Pound US Dollar (GBP/USD) Exchange Rate Slumps amid Signs of Tight US Labour Market

Pound US Dollar (GBP/USD) Exchange Rate Falls after Drop to US Jobless Claims

(Updated 16:38 18/08/22)

The Pound US Dollar (GBP/USD) exchange rate slumped over the course of the day. A retreat in risk appetite may have seen additional risk-off flows directed toward the safe-haven ‘Greenback’, pushing the currency pair lower.

The release of the latest initial jobless claims may have also prompted losses in GBP/USD today. Claims fell to 250,000 which may have prompted investors to increase bets on interest rate hikes from the Federal Reserve amid signs of a tight labour market.

At time of writing the GBP/USD exchange rate is at around $1.994, which is down roughly 0.4% from this morning’s opening figures.
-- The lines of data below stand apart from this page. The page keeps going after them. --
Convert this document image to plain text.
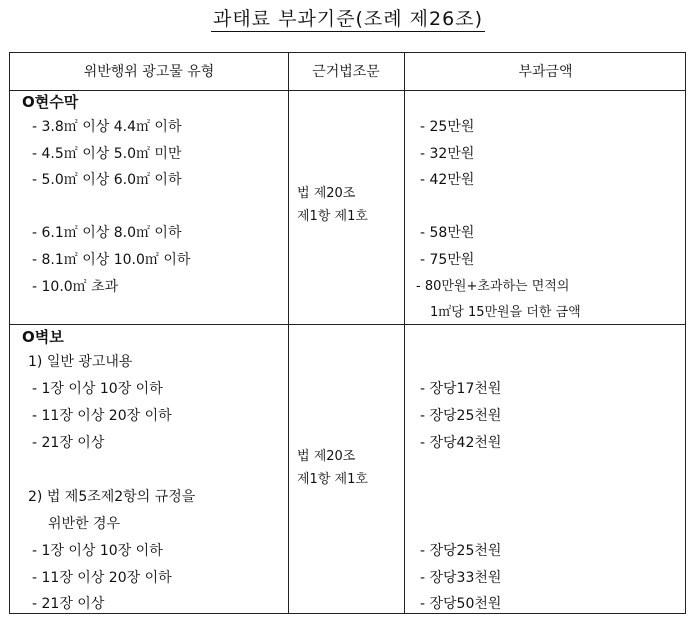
과태료 부과기준(조례 제26조)
위반행위 광고물 유형	근거법조문	부과금액
O현수막
- 3.8㎡ 이상 4.4㎡ 이하
- 4.5㎡ 이상 5.0㎡ 미만
- 5.0㎡ 이상 6.0㎡ 이하
- 6.1㎡ 이상 8.0㎡ 이하
- 8.1㎡ 이상 10.0㎡ 이하
- 10.0㎡ 초과
법 제20조
제1항 제1호
- 25만원
- 32만원
- 42만원
- 58만원
- 75만원
- 80만원+초과하는 면적의
1㎡당 15만원을 더한 금액
O벽보
1) 일반 광고내용
- 1장 이상 10장 이하
- 11장 이상 20장 이하
- 21장 이상
2) 법 제5조제2항의 규정을
위반한 경우
- 1장 이상 10장 이하
- 11장 이상 20장 이하
- 21장 이상
법 제20조
제1항 제1호
- 장당17천원
- 장당25천원
- 장당42천원
- 장당25천원
- 장당33천원
- 장당50천원
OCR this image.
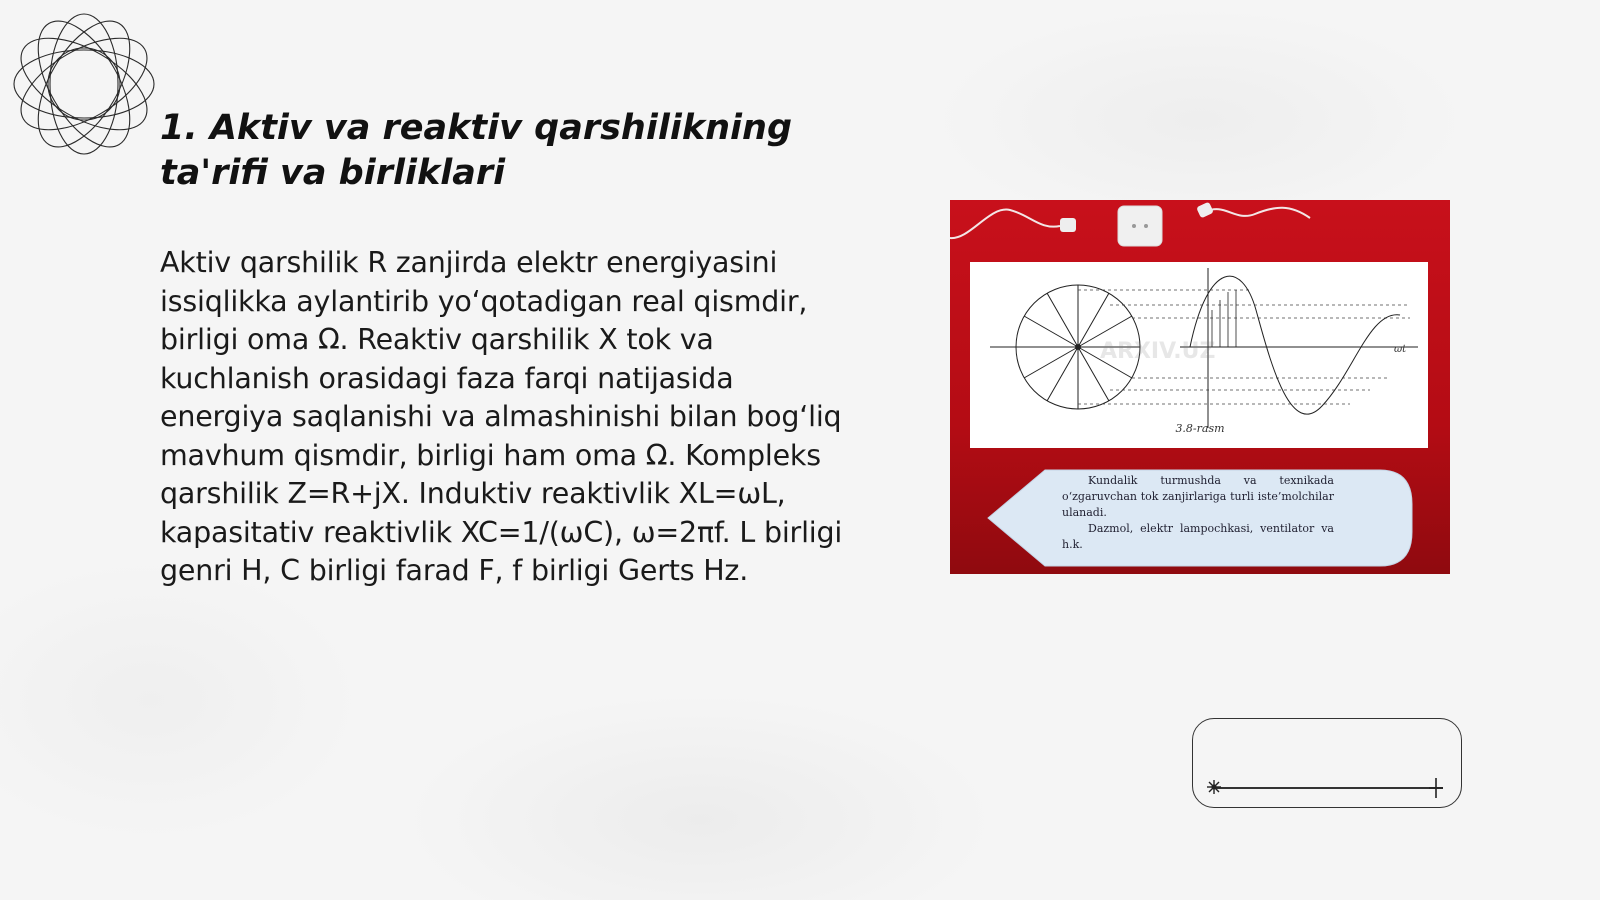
1. Aktiv va reaktiv qarshilikning ta'rifi va birliklari

Aktiv qarshilik R zanjirda elektr energiyasini issiqlikka aylantirib yo‘qotadigan real qismdir, birligi oma Ω. Reaktiv qarshilik X tok va kuchlanish orasidagi faza farqi natijasida energiya saqlanishi va almashinishi bilan bog‘liq mavhum qismdir, birligi ham oma Ω. Kompleks qarshilik Z=R+jX. Induktiv reaktivlik XL=ωL, kapasitativ reaktivlik XC=1/(ωC), ω=2πf. L birligi genri H, C birligi farad F, f birligi Gerts Hz.

ωt
ARXIV.UZ
3.8-rasm

Kundalik turmushda va texnikada o‘zgaruvchan tok zanjirlariga turli iste’molchilar ulanadi.

Dazmol, elektr lampochkasi, ventilator va h.k.
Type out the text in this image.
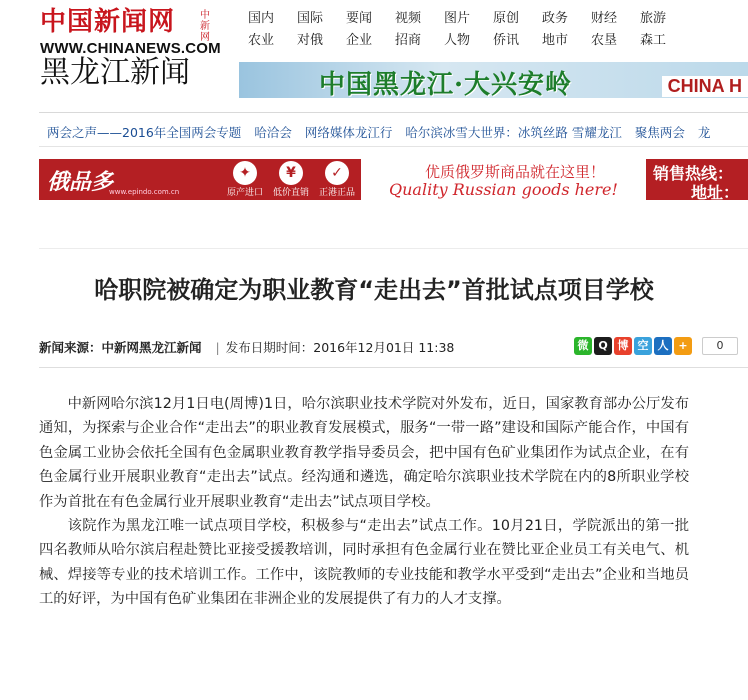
中国新闻网	中新网
WWW.CHINANEWS.COM
黑龙江新闻
国内	国际	要闻	视频	图片	原创	政务	财经	旅游
农业	对俄	企业	招商	人物	侨讯	地市	农垦	森工
中国黑龙江·大兴安岭	CHINA H
两会之声——2016年全国两会专题 哈洽会 网络媒体龙江行 哈尔滨冰雪大世界：冰筑丝路 雪耀龙江 聚焦两会 龙
俄品多
www.epindo.com.cn
✦
原产进口
¥
低价直销
✓
正港正品
优质俄罗斯商品就在这里！
Quality Russian goods here!
销售热线：
地址：
哈职院被确定为职业教育“走出去”首批试点项目学校
新闻来源：中新网黑龙江新闻 | 发布日期时间：2016年12月01日 11:38	微 Q 博 空 人 +	0

中新网哈尔滨12月1日电(周博)1日，哈尔滨职业技术学院对外发布，近日，国家教育部办公厅发布通知，为探索与企业合作“走出去”的职业教育发展模式，服务“一带一路”建设和国际产能合作，中国有色金属工业协会依托全国有色金属职业教育教学指导委员会，把中国有色矿业集团作为试点企业，在有色金属行业开展职业教育“走出去”试点。经沟通和遴选，确定哈尔滨职业技术学院在内的8所职业学校作为首批在有色金属行业开展职业教育“走出去”试点项目学校。

该院作为黑龙江唯一试点项目学校，积极参与“走出去”试点工作。10月21日，学院派出的第一批四名教师从哈尔滨启程赴赞比亚接受援教培训，同时承担有色金属行业在赞比亚企业员工有关电气、机械、焊接等专业的技术培训工作。工作中，该院教师的专业技能和教学水平受到“走出去”企业和当地员工的好评，为中国有色矿业集团在非洲企业的发展提供了有力的人才支撑。
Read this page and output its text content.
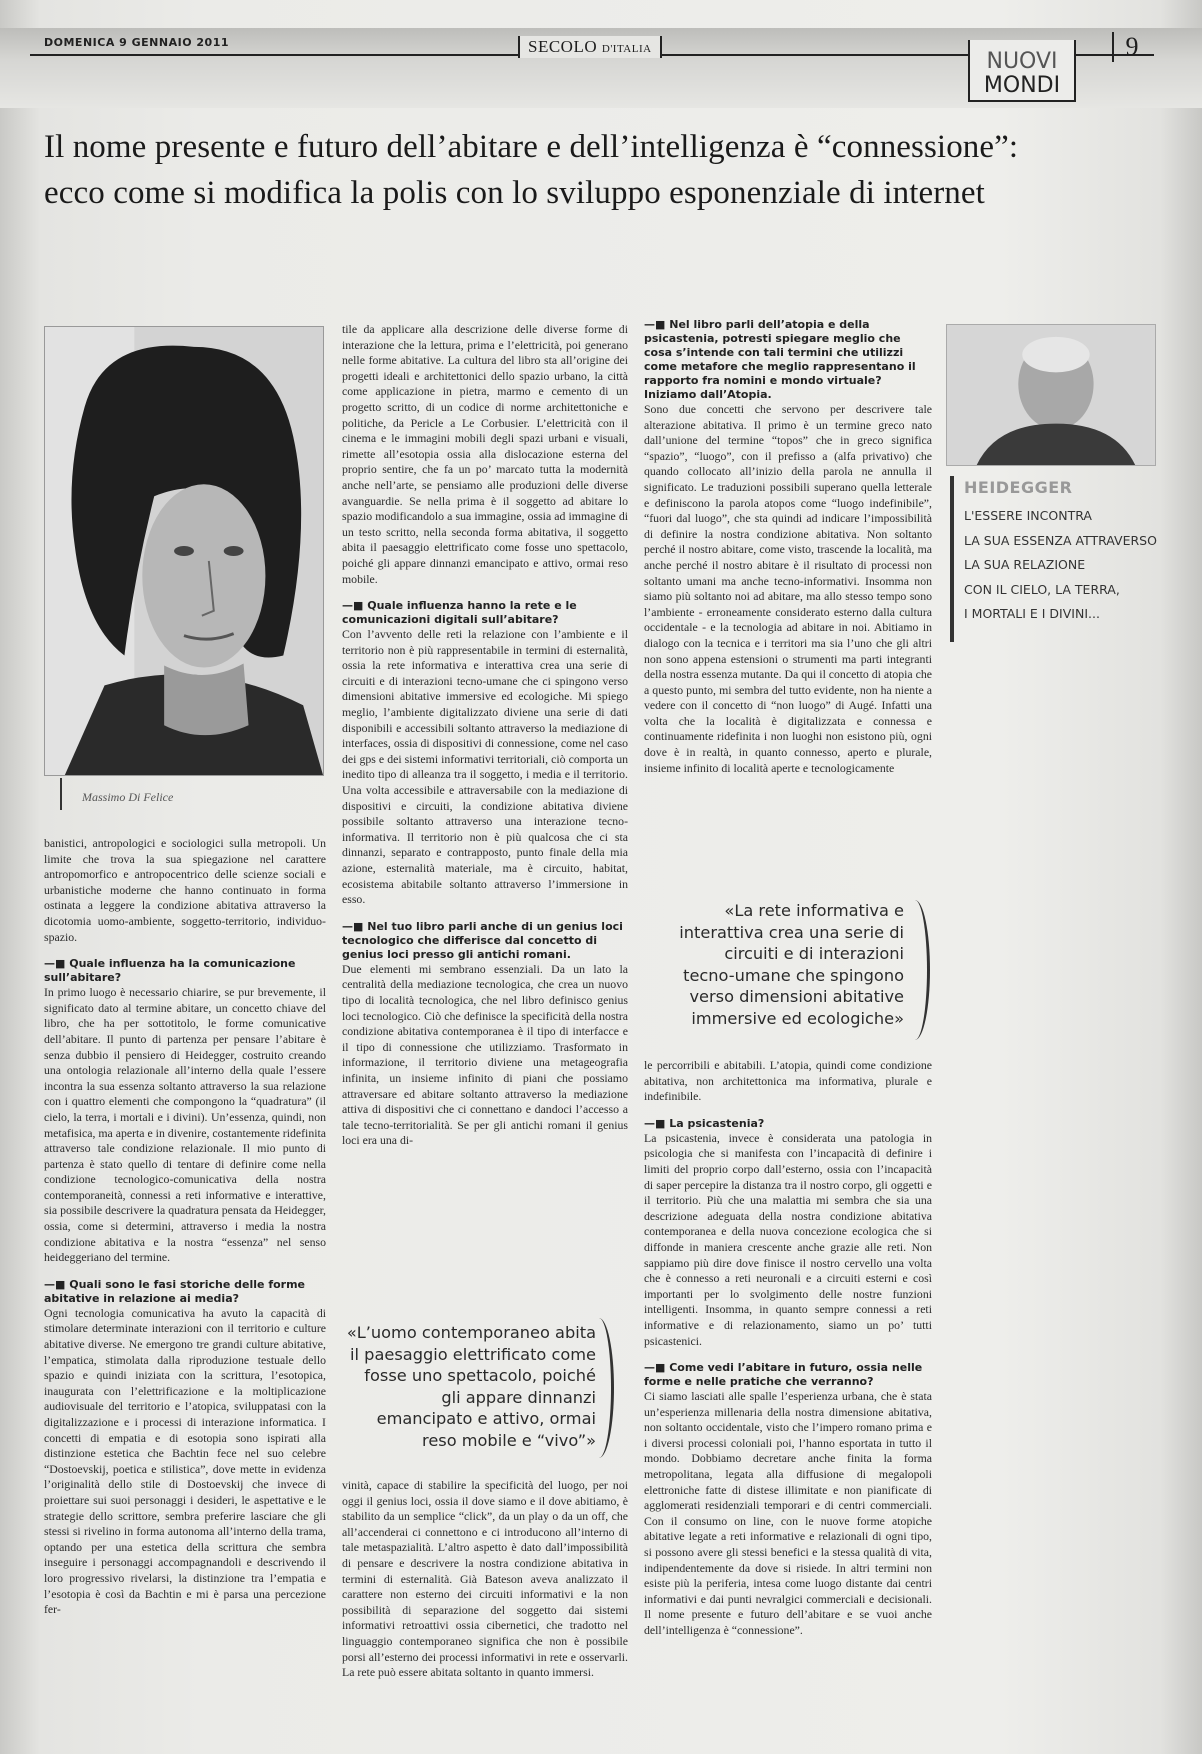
DOMENICA 9 GENNAIO 2011	SECOLO D'ITALIA	NUOVI
MONDI
9
Il nome presente e futuro dell’abitare e dell’intelligenza è “connessione”:
ecco come si modifica la polis con lo sviluppo esponenziale di internet
Massimo Di Felice
HEIDEGGER
L'ESSERE INCONTRA
LA SUA ESSENZA ATTRAVERSO
LA SUA RELAZIONE
CON IL CIELO, LA TERRA,
I MORTALI E I DIVINI...

banistici, antropologici e sociologici sulla metropoli. Un limite che trova la sua spiegazione nel carattere antropomorfico e antropocentrico delle scienze sociali e urbanistiche moderne che hanno continuato in forma ostinata a leggere la condizione abitativa attraverso la dicotomia uomo-ambiente, soggetto-territorio, individuo-spazio.

—■ Quale influenza ha la comunicazione sull’abitare?

In primo luogo è necessario chiarire, se pur brevemente, il significato dato al termine abitare, un concetto chiave del libro, che ha per sottotitolo, le forme comunicative dell’abitare. Il punto di partenza per pensare l’abitare è senza dubbio il pensiero di Heidegger, costruito creando una ontologia relazionale all’interno della quale l’essere incontra la sua essenza soltanto attraverso la sua relazione con i quattro elementi che compongono la “quadratura” (il cielo, la terra, i mortali e i divini). Un’essenza, quindi, non metafisica, ma aperta e in divenire, costantemente ridefinita attraverso tale condizione relazionale. Il mio punto di partenza è stato quello di tentare di definire come nella condizione tecnologico-comunicativa della nostra contemporaneità, connessi a reti informative e interattive, sia possibile descrivere la quadratura pensata da Heidegger, ossia, come si determini, attraverso i media la nostra condizione abitativa e la nostra “essenza” nel senso heideggeriano del termine.

—■ Quali sono le fasi storiche delle forme abitative in relazione ai media?

Ogni tecnologia comunicativa ha avuto la capacità di stimolare determinate interazioni con il territorio e culture abitative diverse. Ne emergono tre grandi culture abitative, l’empatica, stimolata dalla riproduzione testuale dello spazio e quindi iniziata con la scrittura, l’esotopica, inaugurata con l’elettrificazione e la moltiplicazione audiovisuale del territorio e l’atopica, sviluppatasi con la digitalizzazione e i processi di interazione informatica. I concetti di empatia e di esotopia sono ispirati alla distinzione estetica che Bachtin fece nel suo celebre “Dostoevskij, poetica e stilistica”, dove mette in evidenza l’originalità dello stile di Dostoevskij che invece di proiettare sui suoi personaggi i desideri, le aspettative e le strategie dello scrittore, sembra preferire lasciare che gli stessi si rivelino in forma autonoma all’interno della trama, optando per una estetica della scrittura che sembra inseguire i personaggi accompagnandoli e descrivendo il loro progressivo rivelarsi, la distinzione tra l’empatia e l’esotopia è così da Bachtin e mi è parsa una percezione fer-

tile da applicare alla descrizione delle diverse forme di interazione che la lettura, prima e l’elettricità, poi generano nelle forme abitative. La cultura del libro sta all’origine dei progetti ideali e architettonici dello spazio urbano, la città come applicazione in pietra, marmo e cemento di un progetto scritto, di un codice di norme architettoniche e politiche, da Pericle a Le Corbusier. L’elettricità con il cinema e le immagini mobili degli spazi urbani e visuali, rimette all’esotopia ossia alla dislocazione esterna del proprio sentire, che fa un po’ marcato tutta la modernità anche nell’arte, se pensiamo alle produzioni delle diverse avanguardie. Se nella prima è il soggetto ad abitare lo spazio modificandolo a sua immagine, ossia ad immagine di un testo scritto, nella seconda forma abitativa, il soggetto abita il paesaggio elettrificato come fosse uno spettacolo, poiché gli appare dinnanzi emancipato e attivo, ormai reso mobile.

—■ Quale influenza hanno la rete e le comunicazioni digitali sull’abitare?

Con l’avvento delle reti la relazione con l’ambiente e il territorio non è più rappresentabile in termini di esternalità, ossia la rete informativa e interattiva crea una serie di circuiti e di interazioni tecno-umane che ci spingono verso dimensioni abitative immersive ed ecologiche. Mi spiego meglio, l’ambiente digitalizzato diviene una serie di dati disponibili e accessibili soltanto attraverso la mediazione di interfaces, ossia di dispositivi di connessione, come nel caso dei gps e dei sistemi informativi territoriali, ciò comporta un inedito tipo di alleanza tra il soggetto, i media e il territorio. Una volta accessibile e attraversabile con la mediazione di dispositivi e circuiti, la condizione abitativa diviene possibile soltanto attraverso una interazione tecno-informativa. Il territorio non è più qualcosa che ci sta dinnanzi, separato e contrapposto, punto finale della mia azione, esternalità materiale, ma è circuito, habitat, ecosistema abitabile soltanto attraverso l’immersione in esso.

—■ Nel tuo libro parli anche di un genius loci tecnologico che differisce dal concetto di genius loci presso gli antichi romani.

Due elementi mi sembrano essenziali. Da un lato la centralità della mediazione tecnologica, che crea un nuovo tipo di località tecnologica, che nel libro definisco genius loci tecnologico. Ciò che definisce la specificità della nostra condizione abitativa contemporanea è il tipo di interfacce e il tipo di connessione che utilizziamo. Trasformato in informazione, il territorio diviene una metageografia infinita, un insieme infinito di piani che possiamo attraversare ed abitare soltanto attraverso la mediazione attiva di dispositivi che ci connettano e dandoci l’accesso a tale tecno-territorialità. Se per gli antichi romani il genius loci era una di-

«L’uomo contemporaneo abita il paesaggio elettrificato come fosse uno spettacolo, poiché gli appare dinnanzi emancipato e attivo, ormai reso mobile e “vivo”»

vinità, capace di stabilire la specificità del luogo, per noi oggi il genius loci, ossia il dove siamo e il dove abitiamo, è stabilito da un semplice “click”, da un play o da un off, che all’accenderai ci connettono e ci introducono all’interno di tale metaspazialità. L’altro aspetto è dato dall’impossibilità di pensare e descrivere la nostra condizione abitativa in termini di esternalità. Già Bateson aveva analizzato il carattere non esterno dei circuiti informativi e la non possibilità di separazione del soggetto dai sistemi informativi retroattivi ossia cibernetici, che tradotto nel linguaggio contemporaneo significa che non è possibile porsi all’esterno dei processi informativi in rete e osservarli. La rete può essere abitata soltanto in quanto immersi.

—■ Nel libro parli dell’atopia e della psicastenia, potresti spiegare meglio che cosa s’intende con tali termini che utilizzi come metafore che meglio rappresentano il rapporto fra nomini e mondo virtuale? Iniziamo dall’Atopia.

Sono due concetti che servono per descrivere tale alterazione abitativa. Il primo è un termine greco nato dall’unione del termine “topos” che in greco significa “spazio”, “luogo”, con il prefisso a (alfa privativo) che quando collocato all’inizio della parola ne annulla il significato. Le traduzioni possibili superano quella letterale e definiscono la parola atopos come “luogo indefinibile”, “fuori dal luogo”, che sta quindi ad indicare l’impossibilità di definire la nostra condizione abitativa. Non soltanto perché il nostro abitare, come visto, trascende la località, ma anche perché il nostro abitare è il risultato di processi non soltanto umani ma anche tecno-informativi. Insomma non siamo più soltanto noi ad abitare, ma allo stesso tempo sono l’ambiente - erroneamente considerato esterno dalla cultura occidentale - e la tecnologia ad abitare in noi. Abitiamo in dialogo con la tecnica e i territori ma sia l’uno che gli altri non sono appena estensioni o strumenti ma parti integranti della nostra essenza mutante. Da qui il concetto di atopia che a questo punto, mi sembra del tutto evidente, non ha niente a vedere con il concetto di “non luogo” di Augé. Infatti una volta che la località è digitalizzata e connessa e continuamente ridefinita i non luoghi non esistono più, ogni dove è in realtà, in quanto connesso, aperto e plurale, insieme infinito di località aperte e tecnologicamente

«La rete informativa e interattiva crea una serie di circuiti e di interazioni tecno-umane che spingono verso dimensioni abitative immersive ed ecologiche»

le percorribili e abitabili. L’atopia, quindi come condizione abitativa, non architettonica ma informativa, plurale e indefinibile.

—■ La psicastenia?

La psicastenia, invece è considerata una patologia in psicologia che si manifesta con l’incapacità di definire i limiti del proprio corpo dall’esterno, ossia con l’incapacità di saper percepire la distanza tra il nostro corpo, gli oggetti e il territorio. Più che una malattia mi sembra che sia una descrizione adeguata della nostra condizione abitativa contemporanea e della nuova concezione ecologica che si diffonde in maniera crescente anche grazie alle reti. Non sappiamo più dire dove finisce il nostro cervello una volta che è connesso a reti neuronali e a circuiti esterni e così importanti per lo svolgimento delle nostre funzioni intelligenti. Insomma, in quanto sempre connessi a reti informative e di relazionamento, siamo un po’ tutti psicastenici.

—■ Come vedi l’abitare in futuro, ossia nelle forme e nelle pratiche che verranno?

Ci siamo lasciati alle spalle l’esperienza urbana, che è stata un’esperienza millenaria della nostra dimensione abitativa, non soltanto occidentale, visto che l’impero romano prima e i diversi processi coloniali poi, l’hanno esportata in tutto il mondo. Dobbiamo decretare anche finita la forma metropolitana, legata alla diffusione di megalopoli elettroniche fatte di distese illimitate e non pianificate di agglomerati residenziali temporari e di centri commerciali. Con il consumo on line, con le nuove forme atopiche abitative legate a reti informative e relazionali di ogni tipo, si possono avere gli stessi benefici e la stessa qualità di vita, indipendentemente da dove si risiede. In altri termini non esiste più la periferia, intesa come luogo distante dai centri informativi e dai punti nevralgici commerciali e decisionali. Il nome presente e futuro dell’abitare e se vuoi anche dell’intelligenza è “connessione”.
Original article continues below:

Pound US Dollar (GBP/USD) Exchange Rate Rangebound amid Rate Hike Bets

The Pound US Dollar (GBP/USD) exchange rate is trading in a narrow range today. Any upward movement for GBP/USD may be restricted due to fears of a UK recession after fresh inflation highs.

On the other hand, a dovish tone in Wednesday’s FOMC minutes as well as BoE rate hike bets may be underpinning the pair.

At time of writing the GBP/USD exchange rate is at around $1.2050, virtually unchanged from this morning’s figures.

US Dollar (USD) Firms as Currency Benefits from Risk-Off Flows

The US Dollar (USD) is trending higher today amid a risk-off market mood. Fears of a global economic slowdown could be lending support to the safe-haven ‘Greenback.

Additionally, expectations of further policy tightening from the Federal Reserve may be underpinning the currency today.

The latest FOMC minutes on Wednesday provided extra evidence of the Fed’s commitment to further interest rate hikes. The minutes indicated that Fed officials saw ‘little evidence’ that inflationary pressures were easing.

A dovish tone undercut the minutes however and is potentially capping gains for the US Dollar today. The document outlined the Fed’s expectations that policy changes would need to move to a ‘restrictive stance’.

Bob Miller of BlackRock felt that this tone reflected warranted caution on the Fed’s part:

‘The intended message was much more nuanced” and reflected a need to “optionality” by a central bank trying to assess conflicting economic data and shocks.’

Pound (GBP) Edges Higher as Markets Predict 0.5% BoE Rate Hike

The Pound (GBP) is making limited gains against its peers today. After inflation hit double digits on Wednesday, expectations of further interest rate hikes from the BoE could be helping GBP to climb. An uptick in bond yields may also be bolstering the Pound today.

Inflation in July leaped to 10.1% from 9.4% in June, the UK’s highest since February 1982. Markets are now pricing in a 0.5% interest rate hike from the BoE at its September meeting.

Silvia Dall’Angelo, senior economist at investment bank Federated Hermes, said:

‘Today’s inflation upside surprise, coming on the heels of a strong labour market report yesterday is likely to prompt another 50bp rate hike by the Bank of England at its next policy meeting.’

On the other hand, the figures may also be keeping the Pound subdued today. Investors remain concerned that the country could be edging ever-closer to a recession.

GBP/USD Exchange Rate Forecast: Will Fed Speeches Contradict Dovish Minutes?

Looking to the rest of the week for Sterling, a forecast drop in July’s retail sales figures on Friday could pull the currency lower if they print as forecast. The drop would represent the third consecutive month of losses for the sector.

The UK’s cost-of-living crisis could also weigh on the currency this week. With inflation running at a 40-year high the impact on household budgets could be severe.

For the US Dollar, an uptick in initial jobless claims later today could see the currency slip if they print as forecast. Investors may view the data as signs of a cooling labour market.

On the other hand, speeches from Fed policymakers Esther George and Neel Kashkari could limit losses if they bolster expectations of further rate hikes.

Additionally, Friday’s speech from the Fed’s Tom Barkin may also help to assuage market concerns after the more cautious FOMC minutes.